The difference between D sharp and E flat

Anyone that works with me knows that I am a nerd about...everything. But especially note spelling. Sharps vs flats, etc. And I always come off as pedantic or as an asshole. Usually the latter. For me it's simple:

1) Is it correct spelling in the context of the harmony/key? (The key is E major. No, that is NOT an A flat minor chord.)
2) Does the note choice facilitate easier reading melodically? (Reading C sharp to E flat kinda sucks.)
3) Some combination/give-and-take of 1 and 2.

But that's not always enough. These are not heard examples. Those cases are fine on paper, but what about sound? Who cares if we call a D sharp a D sharp or an E flat?

Tonight I heard a great example. It's actually a great, familiar example of a number of things. And it helps that the verses and chorus are the same harmonically.

Radiohead, "Creep"

This song has two classic pop/rock harmony cliches:

-a major three chord (III) that moves to IV
-a IV chord that becomes minor (iv)

And here's where I can talk a bit about the difference between D sharp and E flat. The guitar plays different broken arpeggios of the following:

The chromatic line D, D#, E, Eb, is quite plain. And even out of context that makes sense: the non-diatonic note is spelled with a sharp ascending, flat descending.

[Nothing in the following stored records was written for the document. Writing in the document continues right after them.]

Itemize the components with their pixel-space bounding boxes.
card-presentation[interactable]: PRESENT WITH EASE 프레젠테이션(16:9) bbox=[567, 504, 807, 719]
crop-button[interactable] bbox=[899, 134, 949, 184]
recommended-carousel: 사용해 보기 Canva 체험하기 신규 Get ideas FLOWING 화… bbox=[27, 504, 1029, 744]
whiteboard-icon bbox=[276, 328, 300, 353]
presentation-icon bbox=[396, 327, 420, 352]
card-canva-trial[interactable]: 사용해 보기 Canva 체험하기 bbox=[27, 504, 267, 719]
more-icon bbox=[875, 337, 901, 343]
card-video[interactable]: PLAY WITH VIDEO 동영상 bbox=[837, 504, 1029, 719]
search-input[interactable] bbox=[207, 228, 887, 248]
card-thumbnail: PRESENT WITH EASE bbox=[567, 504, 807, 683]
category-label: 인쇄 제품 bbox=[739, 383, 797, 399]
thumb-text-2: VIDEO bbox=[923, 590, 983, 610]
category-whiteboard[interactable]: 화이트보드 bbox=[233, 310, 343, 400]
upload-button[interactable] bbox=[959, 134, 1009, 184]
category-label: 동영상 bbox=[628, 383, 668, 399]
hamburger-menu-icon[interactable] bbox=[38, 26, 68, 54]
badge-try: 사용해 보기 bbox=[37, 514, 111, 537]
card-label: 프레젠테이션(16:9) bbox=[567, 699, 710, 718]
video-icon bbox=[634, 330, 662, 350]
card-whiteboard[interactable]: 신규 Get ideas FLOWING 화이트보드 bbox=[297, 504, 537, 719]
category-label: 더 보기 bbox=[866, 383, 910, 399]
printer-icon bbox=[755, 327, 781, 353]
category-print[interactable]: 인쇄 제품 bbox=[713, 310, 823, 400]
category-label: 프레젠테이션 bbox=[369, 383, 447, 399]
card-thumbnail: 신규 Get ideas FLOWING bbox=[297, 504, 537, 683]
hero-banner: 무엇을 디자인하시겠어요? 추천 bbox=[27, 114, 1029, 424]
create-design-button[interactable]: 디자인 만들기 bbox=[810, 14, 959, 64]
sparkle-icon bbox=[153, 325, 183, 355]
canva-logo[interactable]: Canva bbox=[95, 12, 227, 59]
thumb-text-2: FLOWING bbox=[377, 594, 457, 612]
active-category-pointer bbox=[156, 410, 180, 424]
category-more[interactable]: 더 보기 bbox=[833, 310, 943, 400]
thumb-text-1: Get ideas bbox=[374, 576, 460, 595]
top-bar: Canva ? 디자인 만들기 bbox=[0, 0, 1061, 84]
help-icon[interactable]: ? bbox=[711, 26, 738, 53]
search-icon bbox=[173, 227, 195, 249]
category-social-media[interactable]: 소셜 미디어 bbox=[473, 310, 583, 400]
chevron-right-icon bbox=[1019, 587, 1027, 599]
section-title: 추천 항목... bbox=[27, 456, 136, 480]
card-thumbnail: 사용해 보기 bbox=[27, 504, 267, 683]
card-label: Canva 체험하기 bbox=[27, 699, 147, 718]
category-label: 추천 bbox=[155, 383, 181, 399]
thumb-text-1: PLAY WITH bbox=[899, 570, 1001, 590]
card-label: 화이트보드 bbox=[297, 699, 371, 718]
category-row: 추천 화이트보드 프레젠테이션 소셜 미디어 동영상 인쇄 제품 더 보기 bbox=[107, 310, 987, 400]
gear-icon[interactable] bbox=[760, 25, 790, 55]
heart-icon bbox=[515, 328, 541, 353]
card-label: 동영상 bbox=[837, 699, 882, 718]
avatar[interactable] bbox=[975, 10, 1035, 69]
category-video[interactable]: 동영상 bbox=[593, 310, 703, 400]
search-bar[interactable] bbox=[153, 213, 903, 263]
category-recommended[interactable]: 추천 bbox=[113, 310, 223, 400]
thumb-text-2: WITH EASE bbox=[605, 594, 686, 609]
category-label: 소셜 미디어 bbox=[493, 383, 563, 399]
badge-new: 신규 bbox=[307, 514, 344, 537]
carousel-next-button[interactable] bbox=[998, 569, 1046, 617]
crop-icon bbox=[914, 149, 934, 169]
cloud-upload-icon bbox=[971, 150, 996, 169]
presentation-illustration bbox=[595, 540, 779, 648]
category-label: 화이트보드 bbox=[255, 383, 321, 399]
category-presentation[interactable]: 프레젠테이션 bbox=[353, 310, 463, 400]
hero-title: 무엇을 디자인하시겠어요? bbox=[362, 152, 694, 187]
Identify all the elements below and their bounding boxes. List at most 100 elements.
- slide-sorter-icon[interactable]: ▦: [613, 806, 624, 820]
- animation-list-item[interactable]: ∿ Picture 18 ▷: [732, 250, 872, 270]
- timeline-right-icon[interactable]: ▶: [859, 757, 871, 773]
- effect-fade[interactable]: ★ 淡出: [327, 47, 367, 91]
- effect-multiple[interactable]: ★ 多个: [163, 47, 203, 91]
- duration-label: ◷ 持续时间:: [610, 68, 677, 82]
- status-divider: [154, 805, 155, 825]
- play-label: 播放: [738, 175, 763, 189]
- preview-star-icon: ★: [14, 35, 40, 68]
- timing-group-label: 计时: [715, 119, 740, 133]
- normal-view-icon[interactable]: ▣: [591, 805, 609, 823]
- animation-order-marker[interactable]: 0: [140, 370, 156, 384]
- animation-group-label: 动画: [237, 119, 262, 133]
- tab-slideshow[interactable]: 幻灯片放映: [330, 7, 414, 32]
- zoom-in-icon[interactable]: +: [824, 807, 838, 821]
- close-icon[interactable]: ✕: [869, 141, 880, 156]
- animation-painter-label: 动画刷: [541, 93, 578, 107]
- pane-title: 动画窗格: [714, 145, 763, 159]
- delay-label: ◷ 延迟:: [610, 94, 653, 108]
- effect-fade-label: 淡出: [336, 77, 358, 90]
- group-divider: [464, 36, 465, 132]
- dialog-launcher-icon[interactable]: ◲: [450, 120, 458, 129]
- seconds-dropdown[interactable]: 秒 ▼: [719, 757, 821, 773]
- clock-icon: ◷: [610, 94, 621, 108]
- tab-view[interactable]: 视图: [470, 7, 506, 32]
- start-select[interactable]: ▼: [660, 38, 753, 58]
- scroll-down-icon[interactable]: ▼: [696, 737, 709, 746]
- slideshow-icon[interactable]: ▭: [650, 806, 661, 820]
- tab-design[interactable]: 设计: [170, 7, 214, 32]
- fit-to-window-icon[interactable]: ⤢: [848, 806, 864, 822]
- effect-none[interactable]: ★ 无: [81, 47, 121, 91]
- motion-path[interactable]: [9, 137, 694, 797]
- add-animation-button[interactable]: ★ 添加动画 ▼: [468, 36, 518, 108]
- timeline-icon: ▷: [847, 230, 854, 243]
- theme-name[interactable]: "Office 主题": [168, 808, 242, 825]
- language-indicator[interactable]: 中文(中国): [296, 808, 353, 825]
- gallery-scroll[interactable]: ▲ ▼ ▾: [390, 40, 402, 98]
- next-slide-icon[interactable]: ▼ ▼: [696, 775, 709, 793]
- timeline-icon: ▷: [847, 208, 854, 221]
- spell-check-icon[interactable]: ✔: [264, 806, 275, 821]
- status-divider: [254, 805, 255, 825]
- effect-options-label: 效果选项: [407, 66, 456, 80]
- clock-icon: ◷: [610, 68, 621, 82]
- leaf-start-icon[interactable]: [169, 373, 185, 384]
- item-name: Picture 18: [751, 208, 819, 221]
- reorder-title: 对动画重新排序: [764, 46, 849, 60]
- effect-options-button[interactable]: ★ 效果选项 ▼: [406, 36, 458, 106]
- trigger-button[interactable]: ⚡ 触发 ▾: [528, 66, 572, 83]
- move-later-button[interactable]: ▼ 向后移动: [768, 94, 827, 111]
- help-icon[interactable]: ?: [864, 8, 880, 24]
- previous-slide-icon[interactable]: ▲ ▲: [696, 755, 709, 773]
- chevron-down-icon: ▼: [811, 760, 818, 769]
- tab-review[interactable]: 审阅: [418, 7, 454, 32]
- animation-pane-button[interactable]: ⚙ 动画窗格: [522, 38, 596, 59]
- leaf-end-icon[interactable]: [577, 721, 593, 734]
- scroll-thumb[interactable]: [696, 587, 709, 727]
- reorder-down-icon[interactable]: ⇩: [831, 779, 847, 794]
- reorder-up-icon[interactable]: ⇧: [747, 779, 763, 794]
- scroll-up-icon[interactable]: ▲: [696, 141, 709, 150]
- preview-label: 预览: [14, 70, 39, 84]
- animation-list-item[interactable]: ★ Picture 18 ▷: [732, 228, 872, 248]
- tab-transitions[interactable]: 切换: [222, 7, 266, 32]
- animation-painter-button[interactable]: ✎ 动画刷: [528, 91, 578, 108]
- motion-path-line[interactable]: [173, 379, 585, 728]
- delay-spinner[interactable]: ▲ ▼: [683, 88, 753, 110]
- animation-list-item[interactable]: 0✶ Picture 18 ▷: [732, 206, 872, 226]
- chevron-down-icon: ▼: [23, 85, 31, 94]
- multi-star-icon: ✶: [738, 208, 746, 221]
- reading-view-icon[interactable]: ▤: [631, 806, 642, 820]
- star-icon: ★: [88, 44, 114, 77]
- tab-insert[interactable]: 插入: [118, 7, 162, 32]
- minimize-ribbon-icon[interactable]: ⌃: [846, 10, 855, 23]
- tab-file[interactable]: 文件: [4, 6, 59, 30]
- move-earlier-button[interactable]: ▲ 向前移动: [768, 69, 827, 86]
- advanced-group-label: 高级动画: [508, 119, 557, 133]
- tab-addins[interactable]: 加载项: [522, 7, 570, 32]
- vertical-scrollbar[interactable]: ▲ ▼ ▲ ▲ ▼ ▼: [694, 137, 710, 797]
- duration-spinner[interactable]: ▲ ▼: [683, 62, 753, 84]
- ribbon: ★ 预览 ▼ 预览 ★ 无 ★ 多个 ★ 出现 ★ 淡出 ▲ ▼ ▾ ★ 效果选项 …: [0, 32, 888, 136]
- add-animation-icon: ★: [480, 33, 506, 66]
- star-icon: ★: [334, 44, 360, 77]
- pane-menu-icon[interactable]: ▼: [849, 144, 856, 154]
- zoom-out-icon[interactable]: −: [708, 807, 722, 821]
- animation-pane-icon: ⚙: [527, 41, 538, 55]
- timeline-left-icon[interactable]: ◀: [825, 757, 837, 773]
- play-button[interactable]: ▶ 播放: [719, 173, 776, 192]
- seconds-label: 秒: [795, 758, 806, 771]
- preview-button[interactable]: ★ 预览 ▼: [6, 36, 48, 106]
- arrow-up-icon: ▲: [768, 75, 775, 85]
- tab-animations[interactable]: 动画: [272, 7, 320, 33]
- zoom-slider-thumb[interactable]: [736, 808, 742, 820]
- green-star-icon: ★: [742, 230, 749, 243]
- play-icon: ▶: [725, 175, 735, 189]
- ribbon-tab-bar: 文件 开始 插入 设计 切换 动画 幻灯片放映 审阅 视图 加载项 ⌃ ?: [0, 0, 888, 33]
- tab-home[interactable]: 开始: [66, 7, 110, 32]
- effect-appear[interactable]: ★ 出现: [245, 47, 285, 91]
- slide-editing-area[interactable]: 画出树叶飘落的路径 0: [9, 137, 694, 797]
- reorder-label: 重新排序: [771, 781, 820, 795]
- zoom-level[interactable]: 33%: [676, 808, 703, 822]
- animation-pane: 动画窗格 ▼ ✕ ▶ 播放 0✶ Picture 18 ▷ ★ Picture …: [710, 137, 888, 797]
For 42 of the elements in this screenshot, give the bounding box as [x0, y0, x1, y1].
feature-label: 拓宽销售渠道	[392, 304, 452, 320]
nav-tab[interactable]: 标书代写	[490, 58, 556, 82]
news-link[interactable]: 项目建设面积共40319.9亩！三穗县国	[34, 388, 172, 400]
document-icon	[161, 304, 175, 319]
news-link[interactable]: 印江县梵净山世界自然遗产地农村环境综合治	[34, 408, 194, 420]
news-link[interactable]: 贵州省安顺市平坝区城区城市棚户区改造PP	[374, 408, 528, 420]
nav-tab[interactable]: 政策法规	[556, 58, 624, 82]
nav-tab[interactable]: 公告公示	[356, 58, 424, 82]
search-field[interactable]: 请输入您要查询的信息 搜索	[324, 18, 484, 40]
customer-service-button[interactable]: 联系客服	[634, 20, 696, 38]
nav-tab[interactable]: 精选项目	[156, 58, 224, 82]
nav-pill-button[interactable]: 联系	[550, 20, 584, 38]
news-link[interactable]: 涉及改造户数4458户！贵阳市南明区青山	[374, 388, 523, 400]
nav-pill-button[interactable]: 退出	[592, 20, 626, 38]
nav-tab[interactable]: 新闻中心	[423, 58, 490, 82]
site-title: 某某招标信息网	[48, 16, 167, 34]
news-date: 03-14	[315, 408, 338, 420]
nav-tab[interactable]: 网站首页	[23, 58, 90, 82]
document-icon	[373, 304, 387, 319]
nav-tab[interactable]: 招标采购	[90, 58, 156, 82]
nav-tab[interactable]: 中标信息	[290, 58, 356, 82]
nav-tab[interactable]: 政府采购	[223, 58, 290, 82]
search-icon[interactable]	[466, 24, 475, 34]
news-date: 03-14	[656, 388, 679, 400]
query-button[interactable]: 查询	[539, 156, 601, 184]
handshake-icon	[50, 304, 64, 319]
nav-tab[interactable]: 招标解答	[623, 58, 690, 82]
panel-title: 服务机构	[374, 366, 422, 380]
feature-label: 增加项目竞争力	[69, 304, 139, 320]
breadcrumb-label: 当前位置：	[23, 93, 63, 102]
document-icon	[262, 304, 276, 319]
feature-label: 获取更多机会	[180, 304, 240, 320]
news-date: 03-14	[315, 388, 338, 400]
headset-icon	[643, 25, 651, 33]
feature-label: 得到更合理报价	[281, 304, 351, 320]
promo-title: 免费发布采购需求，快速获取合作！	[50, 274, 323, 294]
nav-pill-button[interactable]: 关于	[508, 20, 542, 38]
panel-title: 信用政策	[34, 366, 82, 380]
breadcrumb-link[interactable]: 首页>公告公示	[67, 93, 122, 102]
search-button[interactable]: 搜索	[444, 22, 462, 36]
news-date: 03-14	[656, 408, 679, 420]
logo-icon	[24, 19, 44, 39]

But for nerdy/pedantic/asshole purposes that is not enough. Context is most important. In the key of G major, a chord built on the third scale degree is B major. Obviously. And a chord built on the fourth scale degree with a flatted third is C minor. Yes. Ok.

But beyond that...what is the difference between a D sharp as part of a B chord and an E flat as part of a C chord?

It's possible that not everyone hears this the way I do, and maybe it seems really obvious,, I hesitate to say this word...the psychological effect of the D sharp is so very different from the E flat. I find this terribly profound. In equal temperament, these two pitch classes are the same. Yet within the contexts of B major and C minor triads, they mean such different things.

Just listen to the song, and listen carefully for that chromatic line. It's the harmonic and emotional backbone. Doesn't the D sharp sound bright? It "lifts." While the E flat is so dark. It really pulls down to the D, which is part of the G chord.

Again, maybe it's obvious. I know it's all mind tricks. Centuries of cultural conditioning. But still.

Am I over-talking this point? Eh. But I find it so interesting. And it's all tied to note spelling and context. So there. I may be pedantic AND an asshole. But sometimes I'm right.


  1. I couldn't agree more with this post. And it reminds me of another of my music theory pet peeves. It irks me to no end to hear a teacher tell a student that a triad (or seventh chord, or ninth chord, etc.) is a series of "stacked thirds" even going to the point of saying the third of a major triad is a major third above the root and (wait for it) the fifth is a minor third above the third. The relationship of each note of the chord to it's root is of the utmost importance, far great than it's relationship to any other note in the harmony. Plenty of fodder there for a rant...another day!

  2. Hey man call it whatever you want but the real question should be, "DOES IT FRIGGIN SHRED, GUY? HUH? DOES IT?"

    That's the question.

    And the answer is...nay. It doth not shred.

    And as far as cords go - I don't know what triads mean that's all like science or something - but you only need two notes. The route note and the one up above it that makes a power cord. It's actually harder to play than all those fancy jazz cords (aka wussy cords). I mean even that Jango guy couldn't do it. Maybe it was because he was always trying to show off by only using his first two fingers. Anyone who watches James Hetfield knows you have to use yer pointy finger and your ring finger. But whatever...get a grip, Jango. Seriously.

    But if I have to choose I'm going with D sharp because it's sharp and sharp things are pointy and I like pointy things. Flat things are soft and wimpy and some girls are flat and I don't like that. I like Madonna she used to be pointy.